The SGX is set to approve the initial public offering of up to $1 billion from the English Premier League champions this week or next, two sources with direct knowledge of the listing said.
The Red Devils have spent the past few weeks courting Asia's major institutional and sovereign investors including Singapore state investor Temasek , said the sources, who were not authorised to talk to the media about the plans.
But the club's plan to use a two-tier system of shares to ensure the Glazer family, which owns soccer's biggest brand, will retain control has some investors and experts calling foul.
"I believe this is a backward step for the SGX to take from the perspective of good corporate governance and minority shareholders' rights," said Mak Yuen Teen, a professor at the National University of Singapore who helped draw up the code of corporate governance for listed companies in Singapore.

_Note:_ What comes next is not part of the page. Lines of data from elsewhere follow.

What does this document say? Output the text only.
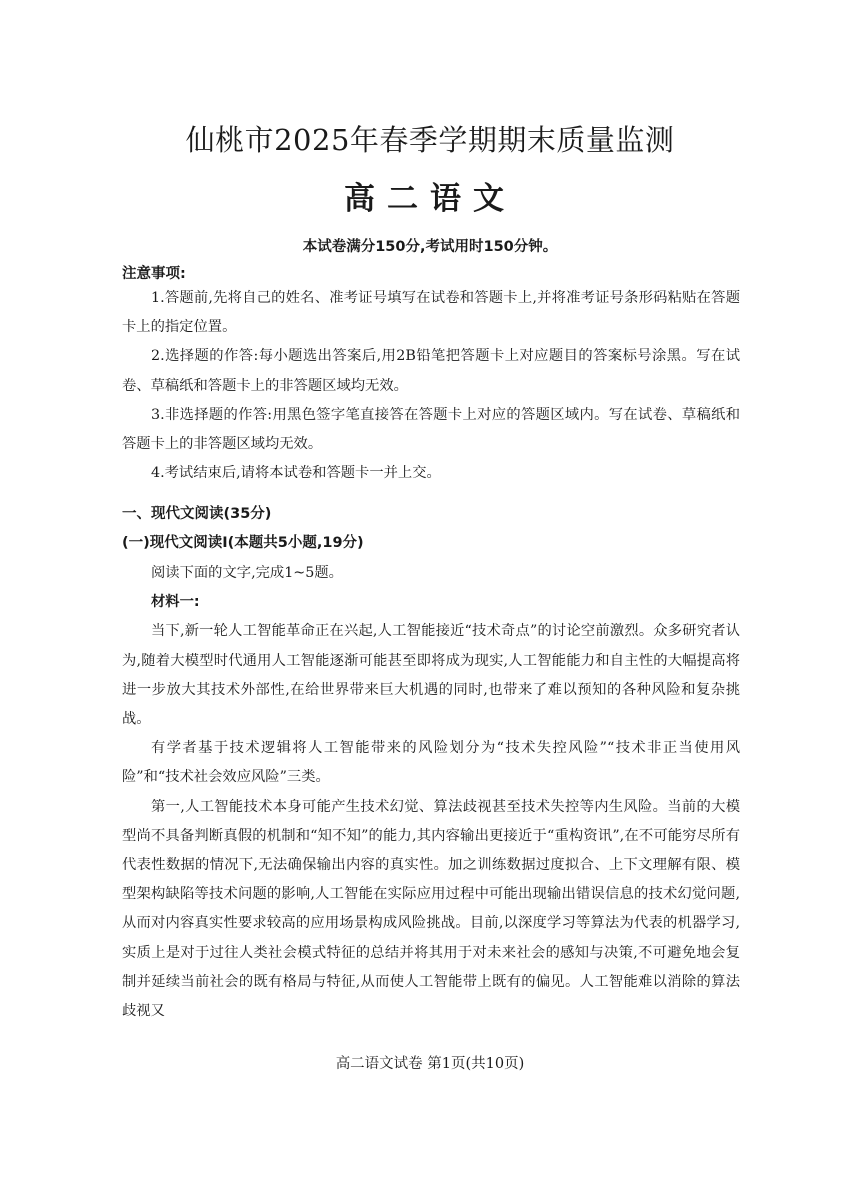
仙桃市2025年春季学期期末质量监测
高二语文
本试卷满分150分,考试用时150分钟。
注意事项:

1.答题前,先将自己的姓名、准考证号填写在试卷和答题卡上,并将准考证号条形码粘贴在答题卡上的指定位置。

2.选择题的作答:每小题选出答案后,用2B铅笔把答题卡上对应题目的答案标号涂黑。写在试卷、草稿纸和答题卡上的非答题区域均无效。

3.非选择题的作答:用黑色签字笔直接答在答题卡上对应的答题区域内。写在试卷、草稿纸和答题卡上的非答题区域均无效。

4.考试结束后,请将本试卷和答题卡一并上交。

一、现代文阅读(35分)
(一)现代文阅读Ⅰ(本题共5小题,19分)

阅读下面的文字,完成1~5题。

材料一:

当下,新一轮人工智能革命正在兴起,人工智能接近“技术奇点”的讨论空前激烈。众多研究者认为,随着大模型时代通用人工智能逐渐可能甚至即将成为现实,人工智能能力和自主性的大幅提高将进一步放大其技术外部性,在给世界带来巨大机遇的同时,也带来了难以预知的各种风险和复杂挑战。

有学者基于技术逻辑将人工智能带来的风险划分为“技术失控风险”“技术非正当使用风险”和“技术社会效应风险”三类。

第一,人工智能技术本身可能产生技术幻觉、算法歧视甚至技术失控等内生风险。当前的大模型尚不具备判断真假的机制和“知不知”的能力,其内容输出更接近于“重构资讯”,在不可能穷尽所有代表性数据的情况下,无法确保输出内容的真实性。加之训练数据过度拟合、上下文理解有限、模型架构缺陷等技术问题的影响,人工智能在实际应用过程中可能出现输出错误信息的技术幻觉问题,从而对内容真实性要求较高的应用场景构成风险挑战。目前,以深度学习等算法为代表的机器学习,实质上是对于过往人类社会模式特征的总结并将其用于对未来社会的感知与决策,不可避免地会复制并延续当前社会的既有格局与特征,从而使人工智能带上既有的偏见。人工智能难以消除的算法歧视又

高二语文试卷 第1页(共10页)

"It reflects an inclination towards issuers and controlling shareholders as opposed to institutional and other minority shareholders," he said.
An SGX spokeswoman said the exchange was unable to say anything about the discussions with the club.
"We do not comment on speculation nor about our dealings with individual companies," she said.
Sources with knowledge of the club's early discussions with potential investors say it has steered clear of talking about the structure, flagging instead expectations for underlying profit margins to top 30 per cent and its strong Asian fan-base.
Most investors are wary of shareholder structures that make it harder for them to monitor and change a company's management.
"Economic interest and ownership interest are not aligned in these structures, and you can find someone with 4 per cent of shares controlling the company, for example," said David Smith, head of Asia corporate governance research at Institutional Shareholder Services.